| In terms of category theory, what we would need is subtraction and division types on top of product and sum types. So a 32-bit integer is the product of 32 two-state bit types. Something akin to NonZero could be defined as that type minus one state, such that there are now 4294967296 - 1 representable values. Similarly, pointer types on some machines always have some bits set to 0 due to hardware constraints. These can be represented in the type system as 2^64 / 2^n where 'n' is the number of bits that are not usable, resulting in something like 2^46 for typical CPUs. This would allow extra bits of state to be "packed in there". This concept is more generally useful, not just for bit-packing. For example, a database table row might be represented by a struct that contains a field for every column. But then, how to represent the result of a SELECT query!? Either you code-gen this into a new type, create that type manually, or use compiler-generated "unspeakable" type names. (Linq in C# does this.) Or... the language could natively support type division, so you could use one struct type for "all columns" and then use division on the type to delete columns you don't need for a particular query or REST response. There's a whole ecosystem of tools that work around the problem of not having this as a built-in feature in typical languages: AutoMapper, automap, Mapster, etc... |
I can see a couple of problem with this approach:
- you need to be able to talk about bit-level types, which contradicts the common assumption that all types are addressable, i.e. whose size and alignment is some positive integer (or zero) number of bytes;
- what if you want to substract more complex set of values? For example describing a 32 bit number without all multiples of 7? And how do you encode this in the compiler in such a way that type checking remains decidable?
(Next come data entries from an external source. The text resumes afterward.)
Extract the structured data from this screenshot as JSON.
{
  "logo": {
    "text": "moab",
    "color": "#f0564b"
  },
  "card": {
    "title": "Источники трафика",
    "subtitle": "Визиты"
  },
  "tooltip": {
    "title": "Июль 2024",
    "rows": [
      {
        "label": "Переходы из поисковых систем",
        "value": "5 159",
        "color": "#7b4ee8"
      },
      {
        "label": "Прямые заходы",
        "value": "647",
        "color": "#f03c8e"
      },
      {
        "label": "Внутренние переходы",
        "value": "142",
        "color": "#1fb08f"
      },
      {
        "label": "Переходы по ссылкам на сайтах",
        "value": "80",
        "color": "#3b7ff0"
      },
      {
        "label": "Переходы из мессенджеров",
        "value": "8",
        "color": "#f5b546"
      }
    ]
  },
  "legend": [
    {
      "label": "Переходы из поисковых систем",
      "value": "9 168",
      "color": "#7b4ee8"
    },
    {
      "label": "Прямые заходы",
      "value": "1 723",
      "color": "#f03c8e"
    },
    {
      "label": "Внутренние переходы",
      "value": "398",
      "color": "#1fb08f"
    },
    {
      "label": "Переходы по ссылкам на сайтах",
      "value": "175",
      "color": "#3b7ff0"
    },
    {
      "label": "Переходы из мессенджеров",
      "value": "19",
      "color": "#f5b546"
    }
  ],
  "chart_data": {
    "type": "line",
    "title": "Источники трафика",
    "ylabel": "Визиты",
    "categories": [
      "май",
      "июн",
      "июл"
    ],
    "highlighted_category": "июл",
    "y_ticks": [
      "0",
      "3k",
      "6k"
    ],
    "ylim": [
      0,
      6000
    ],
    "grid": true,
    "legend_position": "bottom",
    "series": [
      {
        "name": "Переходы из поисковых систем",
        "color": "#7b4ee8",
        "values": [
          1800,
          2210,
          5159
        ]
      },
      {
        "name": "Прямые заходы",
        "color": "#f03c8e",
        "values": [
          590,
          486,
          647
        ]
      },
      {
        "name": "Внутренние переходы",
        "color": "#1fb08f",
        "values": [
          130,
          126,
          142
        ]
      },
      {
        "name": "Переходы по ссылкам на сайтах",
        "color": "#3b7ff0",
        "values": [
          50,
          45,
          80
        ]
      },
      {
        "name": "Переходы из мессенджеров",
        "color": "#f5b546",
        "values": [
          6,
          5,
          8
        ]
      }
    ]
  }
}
- how do you safely and concisely express conversions and operations on these kind of types?
> Similarly, pointer types on some machines always have some bits set to 0 due to hardware constraints. These can be represented in the type system as 2^64 / 2^n where 'n' is the number of bits that are not usable, resulting in something like 2^46 for typical CPUs. This would allow extra bits of state to be "packed in there".
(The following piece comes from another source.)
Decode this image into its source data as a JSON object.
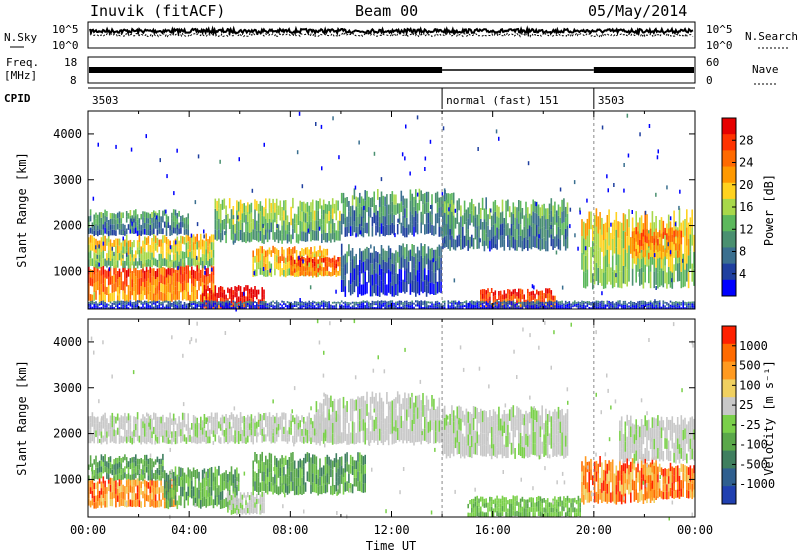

Note that this is not forward compatible, since newer CPUs can start using more bits. In fact recent CPUs started using 57 bits instead of 48 bits, so a program that packed more state in those top bits would now be broken. You should generally instead try to pack data in the least significant bits that will always be 0 due to alignment constraints.
Moreover the top bits are not always 0, they are equal to the most relevant bit of the used part of the address. On Linux this just happens to always be 0 for userspace addresses (and 1 for kernel addresses) but this won't be the case on all architectures and OSes.
I also wonder how you would define these types using subtraction/division types such that they are different?
- the address type being 64 bits but using only the least significant 48 bits and having the top 16 bits always 0 - the address type being 64 bits but using only the least significant 48 bits and having the top 16 bits always equal to the 48th bit - the address type being 48 bits
Clearly these types are all isomorphic, but they are definitionally different and in a way that really matters to the hardware.